Aunque en algún momento padecí (y también hice sufrir a varios con mis necedades de editor), lamento que ese indispensable intercambio de opiniones ya no exista, porque de él aprendí mucho.
El mejor editor que tuve se llama Miguel Padilla, con el que frecuentemente intercambio notas, artículos, reportajes y al que a veces recurro para titular alguna de mis columnas. Pero colegas como Jesús Ortega y Juan Veledíaz, incluso gente que no trabaja en el medio, como Ángela Segura o Abraham Echauri, enriquecen mis textos con sus opiniones. He tenido la oportunidad que el propio Veledíaz, Premio Nacional de Periodismo, Jorge Witker (qepd), Carlos Calderón Cardoso o Alberto Lati, entre otros grandes periodistas, me permitieran editar o leer sus textos antes de publicarlos. A todos ellos, el mayor de mis agradecimientos.
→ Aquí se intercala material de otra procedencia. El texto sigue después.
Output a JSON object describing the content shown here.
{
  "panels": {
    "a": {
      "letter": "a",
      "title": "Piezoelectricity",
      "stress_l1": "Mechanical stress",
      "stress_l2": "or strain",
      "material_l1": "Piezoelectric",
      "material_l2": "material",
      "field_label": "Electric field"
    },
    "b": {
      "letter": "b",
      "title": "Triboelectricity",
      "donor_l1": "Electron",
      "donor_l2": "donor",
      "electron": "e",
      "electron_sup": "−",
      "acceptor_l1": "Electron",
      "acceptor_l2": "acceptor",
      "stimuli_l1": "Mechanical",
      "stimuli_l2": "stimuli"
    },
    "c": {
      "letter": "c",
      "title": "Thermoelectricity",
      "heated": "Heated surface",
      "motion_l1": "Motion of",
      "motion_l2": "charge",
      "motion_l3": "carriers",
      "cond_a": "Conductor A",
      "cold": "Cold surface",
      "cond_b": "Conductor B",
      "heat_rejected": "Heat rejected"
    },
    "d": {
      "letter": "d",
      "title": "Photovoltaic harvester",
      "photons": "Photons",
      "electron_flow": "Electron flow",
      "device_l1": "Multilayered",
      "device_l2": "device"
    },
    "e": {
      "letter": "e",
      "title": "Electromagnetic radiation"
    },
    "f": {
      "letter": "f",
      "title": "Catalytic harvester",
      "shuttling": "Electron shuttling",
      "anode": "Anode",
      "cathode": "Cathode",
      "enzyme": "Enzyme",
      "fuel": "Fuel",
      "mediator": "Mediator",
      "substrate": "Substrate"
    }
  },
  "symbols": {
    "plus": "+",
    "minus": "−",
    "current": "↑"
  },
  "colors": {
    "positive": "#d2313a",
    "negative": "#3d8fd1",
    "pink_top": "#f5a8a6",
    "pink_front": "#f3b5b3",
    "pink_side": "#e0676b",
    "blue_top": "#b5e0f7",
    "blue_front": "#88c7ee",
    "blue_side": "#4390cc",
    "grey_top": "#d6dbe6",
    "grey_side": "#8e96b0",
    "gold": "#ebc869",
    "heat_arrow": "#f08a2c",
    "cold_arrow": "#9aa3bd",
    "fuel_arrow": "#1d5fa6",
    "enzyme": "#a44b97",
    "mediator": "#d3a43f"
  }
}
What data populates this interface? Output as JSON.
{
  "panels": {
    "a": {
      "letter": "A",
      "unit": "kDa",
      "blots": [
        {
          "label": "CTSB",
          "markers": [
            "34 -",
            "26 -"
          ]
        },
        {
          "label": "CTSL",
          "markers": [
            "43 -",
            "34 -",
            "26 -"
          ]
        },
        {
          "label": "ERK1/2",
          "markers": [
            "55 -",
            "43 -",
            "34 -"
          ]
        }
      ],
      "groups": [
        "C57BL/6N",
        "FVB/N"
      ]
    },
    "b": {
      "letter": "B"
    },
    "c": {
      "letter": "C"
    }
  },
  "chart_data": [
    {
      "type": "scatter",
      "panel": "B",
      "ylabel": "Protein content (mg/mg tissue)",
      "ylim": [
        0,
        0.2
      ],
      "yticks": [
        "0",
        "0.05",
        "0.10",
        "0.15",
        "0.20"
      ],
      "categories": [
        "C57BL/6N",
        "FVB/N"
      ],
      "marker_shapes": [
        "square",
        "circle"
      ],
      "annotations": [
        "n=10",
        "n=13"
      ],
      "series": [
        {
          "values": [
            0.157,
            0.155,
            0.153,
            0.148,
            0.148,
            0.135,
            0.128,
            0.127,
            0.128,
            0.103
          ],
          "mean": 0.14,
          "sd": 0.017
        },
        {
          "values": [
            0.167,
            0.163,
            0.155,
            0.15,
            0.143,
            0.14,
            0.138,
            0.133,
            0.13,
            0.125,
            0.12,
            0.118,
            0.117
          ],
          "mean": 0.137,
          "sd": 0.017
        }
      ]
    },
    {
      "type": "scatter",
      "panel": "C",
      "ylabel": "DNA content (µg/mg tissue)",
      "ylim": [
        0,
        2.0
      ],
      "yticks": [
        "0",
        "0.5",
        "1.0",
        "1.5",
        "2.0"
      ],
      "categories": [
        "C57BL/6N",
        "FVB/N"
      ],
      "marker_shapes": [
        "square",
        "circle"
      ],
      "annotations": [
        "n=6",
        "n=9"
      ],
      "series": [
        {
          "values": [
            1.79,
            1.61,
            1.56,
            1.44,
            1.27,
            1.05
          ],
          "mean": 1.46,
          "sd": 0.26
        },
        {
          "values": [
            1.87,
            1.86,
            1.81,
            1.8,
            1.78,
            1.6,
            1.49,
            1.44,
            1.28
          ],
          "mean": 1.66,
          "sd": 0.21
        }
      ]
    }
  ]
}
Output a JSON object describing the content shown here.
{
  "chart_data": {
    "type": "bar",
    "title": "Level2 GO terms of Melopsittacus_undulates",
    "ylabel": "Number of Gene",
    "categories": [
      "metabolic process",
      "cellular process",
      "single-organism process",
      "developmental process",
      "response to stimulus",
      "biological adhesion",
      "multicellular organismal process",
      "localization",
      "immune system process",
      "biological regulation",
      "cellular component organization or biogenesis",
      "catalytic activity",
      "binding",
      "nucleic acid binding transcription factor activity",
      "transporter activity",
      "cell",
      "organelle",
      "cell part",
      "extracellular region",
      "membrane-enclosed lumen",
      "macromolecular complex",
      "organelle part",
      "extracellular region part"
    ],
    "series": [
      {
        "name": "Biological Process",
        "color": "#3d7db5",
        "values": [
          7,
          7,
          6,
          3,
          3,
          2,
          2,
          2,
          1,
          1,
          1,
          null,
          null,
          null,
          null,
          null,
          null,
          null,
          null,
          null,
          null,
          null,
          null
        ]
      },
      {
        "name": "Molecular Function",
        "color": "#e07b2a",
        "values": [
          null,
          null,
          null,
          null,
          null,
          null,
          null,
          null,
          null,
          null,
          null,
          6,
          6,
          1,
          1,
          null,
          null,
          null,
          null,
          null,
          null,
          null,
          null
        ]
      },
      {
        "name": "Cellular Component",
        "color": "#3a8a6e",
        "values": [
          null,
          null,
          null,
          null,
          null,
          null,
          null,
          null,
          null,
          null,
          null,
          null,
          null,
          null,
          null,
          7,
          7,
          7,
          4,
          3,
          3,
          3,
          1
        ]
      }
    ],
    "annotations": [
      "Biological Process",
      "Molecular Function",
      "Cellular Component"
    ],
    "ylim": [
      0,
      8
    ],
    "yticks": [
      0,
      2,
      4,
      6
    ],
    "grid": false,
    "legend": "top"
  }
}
Estimado Carlos, como Caparrós, también extraño las redacciones, y como tú, añoro “esas luchas en las salas de redacción”. También esa “digna sombra” que son los editores respetables de los que hablaba Leila citando a la editora chilena Andrea Palet.
Los nuevos tiempos nos han impedido convertirnos en esos redactores veteranos de los que hablaba Pérez Reverte. Para mí, la nueva realidad de la profesión se ha convertido en un cable a tierra. Después de 28 años, al menos en el periodismo no soy más ni menos que nadie.